Between his relatively uninspired recent albums Super Colossal and Professor Satchifunkilus And The Musterion Of Rock, his unsportsmanlike attempt to sue Coldplay, and the utterly dreadful ‘Chickenfoot’ project with Sammy Hagar, guitar god Joe Satriani may well have a bit of credibility to earn back in the eyes of his fans. If so, Black Swans And Wormhole Wizards is the album that will get him at least halfway there.
I wouldn’t have predicted it, but BSAWW is actually Satriani’s most adventurous album since the 2000 trance/techno experiment Engines Of Creation, and probably features the most disparate collection of styles heard on a single album since 1993’s Time Machine.
The appeal of Satriani’s songs lie in their ability to satisfy the primal side of the brain with gutsy riffs, while offering a certain magic in their melody that fuels the imagination. Dream Song plays on a consistent harmonic drone and spacious chords to evoke the feeling of flight as only Satriani can. The Golden Room, with its exotic scales and Marrakesh-marketplace percussion, may well be the soundtrack for an Indiana Jones-style adventure. (Maybe one in which ‘Professor Satchifunkilus’ searches for the ‘Musterion Of Rock’, eh?)
The few moments where this album disappoints are usually accompanied by a feeling of deja-vu. Tracks such as Premonition and Wormhole Wizards, though never lacking for stellar fretwork, are just a bit too familiar-sounding in their structure.
That said, BSAWW actually features more earnest attempts by Satriani to escape his characteristic formula (simple verse/chorus/flashy verse/chorus/bridge/jam on chorus) than we have heard in some time. The brief, stark chord sequence of Solitude marks the welcome return of the moody vignette (remember Midnight or The Forgotten?) to his repertoire, while the sprawling Wind In The Trees improvises exhaustively over a simple theme, like the musical equivalent of a meditative mantra. Two Sides To Every Story brings out a deftly funky minimalism in Satriani’s playing.

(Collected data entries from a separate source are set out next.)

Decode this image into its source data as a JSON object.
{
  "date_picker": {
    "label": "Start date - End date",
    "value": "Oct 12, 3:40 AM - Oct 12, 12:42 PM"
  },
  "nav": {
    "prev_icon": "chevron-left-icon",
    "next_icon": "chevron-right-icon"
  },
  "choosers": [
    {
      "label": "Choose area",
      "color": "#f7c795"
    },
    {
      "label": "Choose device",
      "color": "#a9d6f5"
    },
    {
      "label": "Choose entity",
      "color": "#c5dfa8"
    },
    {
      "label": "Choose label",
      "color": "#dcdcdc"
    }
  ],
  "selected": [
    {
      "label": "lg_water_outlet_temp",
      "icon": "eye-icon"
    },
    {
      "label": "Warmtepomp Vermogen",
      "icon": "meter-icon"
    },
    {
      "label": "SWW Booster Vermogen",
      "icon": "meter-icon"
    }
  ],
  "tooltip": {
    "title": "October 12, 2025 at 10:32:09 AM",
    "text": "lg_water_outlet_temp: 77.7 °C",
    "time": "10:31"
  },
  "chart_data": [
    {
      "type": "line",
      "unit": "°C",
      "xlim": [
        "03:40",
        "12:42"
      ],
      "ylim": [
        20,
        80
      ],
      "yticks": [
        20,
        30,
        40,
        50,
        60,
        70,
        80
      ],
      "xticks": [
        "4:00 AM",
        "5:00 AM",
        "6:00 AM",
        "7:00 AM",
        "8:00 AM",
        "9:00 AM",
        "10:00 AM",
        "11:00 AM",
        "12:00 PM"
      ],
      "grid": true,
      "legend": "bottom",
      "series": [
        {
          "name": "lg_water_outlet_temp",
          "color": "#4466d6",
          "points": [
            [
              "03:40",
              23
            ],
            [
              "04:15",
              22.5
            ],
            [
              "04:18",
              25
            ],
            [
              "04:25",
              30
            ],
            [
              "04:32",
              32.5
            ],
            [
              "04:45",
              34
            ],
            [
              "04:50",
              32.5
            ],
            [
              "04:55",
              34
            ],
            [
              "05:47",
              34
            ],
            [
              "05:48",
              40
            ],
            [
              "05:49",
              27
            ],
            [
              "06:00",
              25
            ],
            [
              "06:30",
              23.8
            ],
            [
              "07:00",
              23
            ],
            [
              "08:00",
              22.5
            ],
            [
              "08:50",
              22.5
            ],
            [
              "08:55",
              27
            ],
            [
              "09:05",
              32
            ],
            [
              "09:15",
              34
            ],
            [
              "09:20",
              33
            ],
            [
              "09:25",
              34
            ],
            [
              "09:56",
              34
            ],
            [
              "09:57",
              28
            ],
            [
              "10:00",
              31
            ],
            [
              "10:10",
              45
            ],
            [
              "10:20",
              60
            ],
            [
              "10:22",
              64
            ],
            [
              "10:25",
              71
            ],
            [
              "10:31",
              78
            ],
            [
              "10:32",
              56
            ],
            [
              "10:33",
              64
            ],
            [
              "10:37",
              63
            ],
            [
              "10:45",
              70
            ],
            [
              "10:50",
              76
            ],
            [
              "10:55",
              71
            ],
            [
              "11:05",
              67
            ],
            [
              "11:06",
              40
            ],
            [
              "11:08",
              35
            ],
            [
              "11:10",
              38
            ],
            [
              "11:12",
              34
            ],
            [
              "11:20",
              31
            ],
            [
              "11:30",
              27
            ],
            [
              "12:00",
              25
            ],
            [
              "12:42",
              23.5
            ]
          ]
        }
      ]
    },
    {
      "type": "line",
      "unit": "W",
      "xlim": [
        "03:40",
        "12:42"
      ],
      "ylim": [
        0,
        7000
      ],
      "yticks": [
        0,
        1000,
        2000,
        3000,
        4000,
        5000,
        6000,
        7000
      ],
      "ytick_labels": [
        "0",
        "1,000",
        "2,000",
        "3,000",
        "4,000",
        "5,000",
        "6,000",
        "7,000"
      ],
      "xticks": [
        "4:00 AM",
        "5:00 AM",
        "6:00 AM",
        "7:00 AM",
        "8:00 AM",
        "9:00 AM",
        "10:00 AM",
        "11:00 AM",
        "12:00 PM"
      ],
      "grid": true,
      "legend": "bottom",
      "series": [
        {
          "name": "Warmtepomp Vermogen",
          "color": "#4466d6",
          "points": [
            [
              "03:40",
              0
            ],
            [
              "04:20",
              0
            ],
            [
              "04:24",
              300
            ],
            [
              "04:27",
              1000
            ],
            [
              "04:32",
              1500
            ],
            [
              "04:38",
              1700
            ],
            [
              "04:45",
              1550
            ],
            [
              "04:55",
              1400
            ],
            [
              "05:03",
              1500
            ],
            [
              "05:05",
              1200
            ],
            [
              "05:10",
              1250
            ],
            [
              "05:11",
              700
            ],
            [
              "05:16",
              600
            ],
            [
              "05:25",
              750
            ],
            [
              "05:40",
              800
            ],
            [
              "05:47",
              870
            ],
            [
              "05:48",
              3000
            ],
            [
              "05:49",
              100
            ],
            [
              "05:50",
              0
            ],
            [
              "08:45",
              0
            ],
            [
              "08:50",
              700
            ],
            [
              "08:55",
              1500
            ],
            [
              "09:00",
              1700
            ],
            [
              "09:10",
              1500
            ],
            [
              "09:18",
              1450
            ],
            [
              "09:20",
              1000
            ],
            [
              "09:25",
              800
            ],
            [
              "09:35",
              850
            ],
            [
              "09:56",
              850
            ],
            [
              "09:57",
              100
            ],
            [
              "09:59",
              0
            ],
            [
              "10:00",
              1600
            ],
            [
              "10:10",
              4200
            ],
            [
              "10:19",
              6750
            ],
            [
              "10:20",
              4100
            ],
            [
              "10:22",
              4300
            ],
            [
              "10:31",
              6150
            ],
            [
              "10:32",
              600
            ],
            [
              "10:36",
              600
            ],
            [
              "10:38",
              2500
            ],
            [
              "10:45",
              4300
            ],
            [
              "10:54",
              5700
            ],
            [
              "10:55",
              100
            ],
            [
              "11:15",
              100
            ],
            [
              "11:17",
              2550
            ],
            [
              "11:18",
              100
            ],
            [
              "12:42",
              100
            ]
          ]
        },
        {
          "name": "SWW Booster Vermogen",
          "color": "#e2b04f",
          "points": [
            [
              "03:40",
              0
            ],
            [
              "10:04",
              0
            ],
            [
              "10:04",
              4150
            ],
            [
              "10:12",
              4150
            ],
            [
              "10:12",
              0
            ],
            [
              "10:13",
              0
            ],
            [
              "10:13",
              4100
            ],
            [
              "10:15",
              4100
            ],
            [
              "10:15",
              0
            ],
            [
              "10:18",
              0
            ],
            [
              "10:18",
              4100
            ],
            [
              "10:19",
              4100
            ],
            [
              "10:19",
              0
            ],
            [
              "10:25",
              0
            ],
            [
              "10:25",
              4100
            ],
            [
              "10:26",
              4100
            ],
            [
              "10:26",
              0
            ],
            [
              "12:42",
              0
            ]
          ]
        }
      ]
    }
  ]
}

And of course, when it comes to something like Light Years Away – epic sci-fi fantasy expressed through supercharged riffage in the tradition of classic Satch – you’d be about as likely to find a Joe fan complaining about its ‘familiarity’ as an AC/DC fan about Black Ice. If it isn’t broke…
Besides, these are the kinds of criticisms that wouldn’t even occur to anyone but a long-term Satriani devotee. I could imagine my 18-year-old self picking up this album, oblivious to what has gone before, and just saying: ‘This… shit… ROCKS!’
And so it does. While to some, it’s just more guitar nerd music, to the Satch faithful BSAWW is the sound of redemption.